Pria yang membuat Sasa tersenyum ketika bangun di pagi hari, pria yang selalu ia ucapkan terimakasih kepada semesta karena telah menghadirkan dia di hidupnya.

Wanita berambut panjang itu dengan telaten memasak makanan kesukaan suaminya, walaupun baru seminggu menikah sedikit banyak Sasa sudah tahu makanan kesukaan suaminya.

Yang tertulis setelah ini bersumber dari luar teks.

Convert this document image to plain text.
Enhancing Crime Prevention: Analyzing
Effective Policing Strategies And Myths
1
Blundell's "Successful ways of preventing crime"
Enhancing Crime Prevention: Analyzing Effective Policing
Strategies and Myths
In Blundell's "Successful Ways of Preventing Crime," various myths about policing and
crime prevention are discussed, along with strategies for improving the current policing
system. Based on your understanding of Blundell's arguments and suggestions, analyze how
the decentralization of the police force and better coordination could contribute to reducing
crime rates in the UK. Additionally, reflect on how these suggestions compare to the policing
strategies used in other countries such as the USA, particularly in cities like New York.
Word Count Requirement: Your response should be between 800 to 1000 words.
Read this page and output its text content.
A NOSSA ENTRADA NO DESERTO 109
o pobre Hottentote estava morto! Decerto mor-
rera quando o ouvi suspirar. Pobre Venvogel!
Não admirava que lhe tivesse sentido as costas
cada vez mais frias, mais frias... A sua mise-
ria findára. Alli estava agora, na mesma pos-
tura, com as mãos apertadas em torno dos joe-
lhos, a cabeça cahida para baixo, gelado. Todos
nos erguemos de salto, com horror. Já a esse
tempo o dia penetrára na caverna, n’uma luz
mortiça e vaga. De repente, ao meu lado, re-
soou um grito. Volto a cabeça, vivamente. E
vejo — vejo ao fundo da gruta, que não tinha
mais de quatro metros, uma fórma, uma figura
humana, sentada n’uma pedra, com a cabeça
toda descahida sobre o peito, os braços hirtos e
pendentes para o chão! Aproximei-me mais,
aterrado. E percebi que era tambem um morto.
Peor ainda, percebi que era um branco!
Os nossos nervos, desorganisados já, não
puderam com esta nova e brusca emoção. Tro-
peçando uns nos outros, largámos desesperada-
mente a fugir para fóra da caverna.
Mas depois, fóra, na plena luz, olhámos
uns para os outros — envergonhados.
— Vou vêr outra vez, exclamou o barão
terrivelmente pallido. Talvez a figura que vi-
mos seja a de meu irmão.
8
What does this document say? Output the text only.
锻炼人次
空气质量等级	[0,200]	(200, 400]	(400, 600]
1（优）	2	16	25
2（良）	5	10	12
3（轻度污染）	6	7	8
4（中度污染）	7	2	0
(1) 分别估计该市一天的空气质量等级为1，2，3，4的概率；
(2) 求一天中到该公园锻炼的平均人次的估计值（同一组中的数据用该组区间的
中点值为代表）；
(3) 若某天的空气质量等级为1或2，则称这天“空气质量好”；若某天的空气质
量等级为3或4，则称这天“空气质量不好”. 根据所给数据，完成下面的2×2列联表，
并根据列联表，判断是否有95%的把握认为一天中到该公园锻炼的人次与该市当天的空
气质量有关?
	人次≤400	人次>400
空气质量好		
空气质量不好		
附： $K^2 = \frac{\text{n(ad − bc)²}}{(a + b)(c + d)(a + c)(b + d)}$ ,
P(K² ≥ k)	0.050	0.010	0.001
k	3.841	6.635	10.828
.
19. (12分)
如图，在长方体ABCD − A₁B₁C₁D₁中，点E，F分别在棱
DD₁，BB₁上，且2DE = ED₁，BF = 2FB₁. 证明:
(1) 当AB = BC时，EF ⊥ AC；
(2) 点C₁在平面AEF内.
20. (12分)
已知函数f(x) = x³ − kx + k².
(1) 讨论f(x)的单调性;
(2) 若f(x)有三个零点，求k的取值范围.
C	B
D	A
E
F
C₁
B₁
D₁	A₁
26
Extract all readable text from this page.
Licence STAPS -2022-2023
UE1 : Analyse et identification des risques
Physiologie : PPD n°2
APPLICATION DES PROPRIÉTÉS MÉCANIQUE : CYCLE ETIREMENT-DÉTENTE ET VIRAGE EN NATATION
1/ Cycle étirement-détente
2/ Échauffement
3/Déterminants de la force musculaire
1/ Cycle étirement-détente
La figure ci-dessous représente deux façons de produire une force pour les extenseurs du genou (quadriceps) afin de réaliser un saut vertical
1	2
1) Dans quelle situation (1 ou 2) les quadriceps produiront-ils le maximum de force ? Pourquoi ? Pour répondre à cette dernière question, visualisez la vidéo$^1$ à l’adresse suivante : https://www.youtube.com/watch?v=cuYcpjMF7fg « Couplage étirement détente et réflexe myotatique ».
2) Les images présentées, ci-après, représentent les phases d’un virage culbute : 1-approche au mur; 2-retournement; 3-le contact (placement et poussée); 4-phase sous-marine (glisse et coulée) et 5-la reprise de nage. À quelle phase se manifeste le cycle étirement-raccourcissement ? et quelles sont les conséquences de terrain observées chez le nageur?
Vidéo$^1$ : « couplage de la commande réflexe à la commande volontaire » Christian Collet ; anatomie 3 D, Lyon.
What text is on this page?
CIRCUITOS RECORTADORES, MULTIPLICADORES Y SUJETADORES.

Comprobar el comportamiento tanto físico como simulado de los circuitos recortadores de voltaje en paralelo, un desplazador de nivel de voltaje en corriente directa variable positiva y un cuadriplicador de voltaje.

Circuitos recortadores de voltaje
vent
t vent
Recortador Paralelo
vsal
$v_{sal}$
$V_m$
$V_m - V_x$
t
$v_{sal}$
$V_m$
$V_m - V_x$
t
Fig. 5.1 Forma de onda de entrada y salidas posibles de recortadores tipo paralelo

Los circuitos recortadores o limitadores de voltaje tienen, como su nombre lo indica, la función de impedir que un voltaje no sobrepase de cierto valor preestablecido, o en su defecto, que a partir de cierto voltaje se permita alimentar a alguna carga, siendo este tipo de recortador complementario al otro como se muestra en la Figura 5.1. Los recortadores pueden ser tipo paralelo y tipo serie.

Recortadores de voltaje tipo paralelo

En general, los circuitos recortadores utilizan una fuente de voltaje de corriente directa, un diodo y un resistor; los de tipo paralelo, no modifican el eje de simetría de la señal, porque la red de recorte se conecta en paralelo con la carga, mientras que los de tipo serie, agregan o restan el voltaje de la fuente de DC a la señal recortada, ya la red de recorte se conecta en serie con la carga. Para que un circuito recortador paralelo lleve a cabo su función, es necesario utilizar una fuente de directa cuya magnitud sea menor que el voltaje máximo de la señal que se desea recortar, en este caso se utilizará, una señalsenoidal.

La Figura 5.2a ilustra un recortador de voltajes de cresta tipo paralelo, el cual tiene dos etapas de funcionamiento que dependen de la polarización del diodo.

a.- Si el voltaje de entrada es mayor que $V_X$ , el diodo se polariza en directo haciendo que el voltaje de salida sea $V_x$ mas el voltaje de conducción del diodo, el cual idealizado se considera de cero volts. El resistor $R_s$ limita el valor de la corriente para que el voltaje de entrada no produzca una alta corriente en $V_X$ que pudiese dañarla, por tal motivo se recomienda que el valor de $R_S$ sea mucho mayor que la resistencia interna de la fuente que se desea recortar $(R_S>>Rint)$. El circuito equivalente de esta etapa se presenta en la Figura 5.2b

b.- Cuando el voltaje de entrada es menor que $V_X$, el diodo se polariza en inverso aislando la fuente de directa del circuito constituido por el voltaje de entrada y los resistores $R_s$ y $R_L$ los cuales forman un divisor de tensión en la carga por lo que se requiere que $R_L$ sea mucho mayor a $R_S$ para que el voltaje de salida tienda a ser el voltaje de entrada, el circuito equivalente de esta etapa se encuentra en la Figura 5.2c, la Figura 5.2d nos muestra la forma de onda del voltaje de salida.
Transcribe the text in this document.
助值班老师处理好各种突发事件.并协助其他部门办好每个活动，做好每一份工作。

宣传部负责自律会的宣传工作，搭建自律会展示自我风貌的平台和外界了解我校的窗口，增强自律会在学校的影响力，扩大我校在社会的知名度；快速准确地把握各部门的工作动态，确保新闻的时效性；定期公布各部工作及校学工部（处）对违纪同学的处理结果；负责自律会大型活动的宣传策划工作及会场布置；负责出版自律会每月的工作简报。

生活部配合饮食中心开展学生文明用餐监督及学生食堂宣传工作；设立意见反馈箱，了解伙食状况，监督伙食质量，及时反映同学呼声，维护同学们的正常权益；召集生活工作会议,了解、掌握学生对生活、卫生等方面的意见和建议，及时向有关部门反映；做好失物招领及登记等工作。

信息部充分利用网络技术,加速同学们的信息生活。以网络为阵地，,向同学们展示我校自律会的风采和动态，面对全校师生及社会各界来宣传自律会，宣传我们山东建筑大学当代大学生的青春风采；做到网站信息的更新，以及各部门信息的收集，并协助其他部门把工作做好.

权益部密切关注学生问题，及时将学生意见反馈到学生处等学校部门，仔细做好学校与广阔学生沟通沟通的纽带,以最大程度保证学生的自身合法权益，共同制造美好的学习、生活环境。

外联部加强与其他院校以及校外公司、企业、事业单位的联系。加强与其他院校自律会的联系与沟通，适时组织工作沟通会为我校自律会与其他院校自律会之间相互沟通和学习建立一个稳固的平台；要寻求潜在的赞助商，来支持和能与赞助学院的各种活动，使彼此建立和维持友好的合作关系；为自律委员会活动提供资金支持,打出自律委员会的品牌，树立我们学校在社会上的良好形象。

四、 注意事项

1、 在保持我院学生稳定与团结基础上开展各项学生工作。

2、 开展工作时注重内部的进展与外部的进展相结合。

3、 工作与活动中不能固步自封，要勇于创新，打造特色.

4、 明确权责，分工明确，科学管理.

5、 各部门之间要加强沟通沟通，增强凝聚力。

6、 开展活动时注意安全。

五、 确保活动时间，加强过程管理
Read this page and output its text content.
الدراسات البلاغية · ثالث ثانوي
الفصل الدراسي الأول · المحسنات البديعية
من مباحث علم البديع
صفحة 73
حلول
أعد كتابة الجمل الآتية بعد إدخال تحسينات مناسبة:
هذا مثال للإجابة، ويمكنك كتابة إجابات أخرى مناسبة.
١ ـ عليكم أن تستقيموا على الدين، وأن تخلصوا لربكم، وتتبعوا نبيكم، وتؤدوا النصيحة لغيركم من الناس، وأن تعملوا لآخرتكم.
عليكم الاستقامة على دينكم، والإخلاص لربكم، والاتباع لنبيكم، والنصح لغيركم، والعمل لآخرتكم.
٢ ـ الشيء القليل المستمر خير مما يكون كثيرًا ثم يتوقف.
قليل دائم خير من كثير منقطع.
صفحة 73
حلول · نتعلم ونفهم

"Mas makan dulu" panggilnya ketika semua masakan sudah tertata di meja makan

"Iya" jawabnya meninggalkan kursi ternyaman

Diantara Sasa dan Gilang masih banyak memiliki kecanggungan, mungkin karena mereka baru seminggu hidup bersama, mereka menikah bukan karena perjodohan, mereka menikah karena keinginan berdua. Sasa dan Gilang tidak pernah berpacaran tiba-tiba saja Gilang melamar gadis itu.

Tetapi jangan salah paham dulu, mereka berdua sudah cukup lama saling mengenal, hanya saja tidak terlalu sering berinteraksi, karena dia adalah atasan Sasa di tempat kerja, Sasa bukan pegawai tetap atau pegawai kontrak, Sasa hanyalah seorang pekerja part time di tempat Gilang bekerja.

"Gimana rasanya?" tanya Sasa membuyarkan keheningan di antara mereka berdua

"Enak kok" jawabnya tersenyum manis

"Alhamdulillah aku senang"

Gilang hanya mengangguk kecil dan melanjutkan makan kembali.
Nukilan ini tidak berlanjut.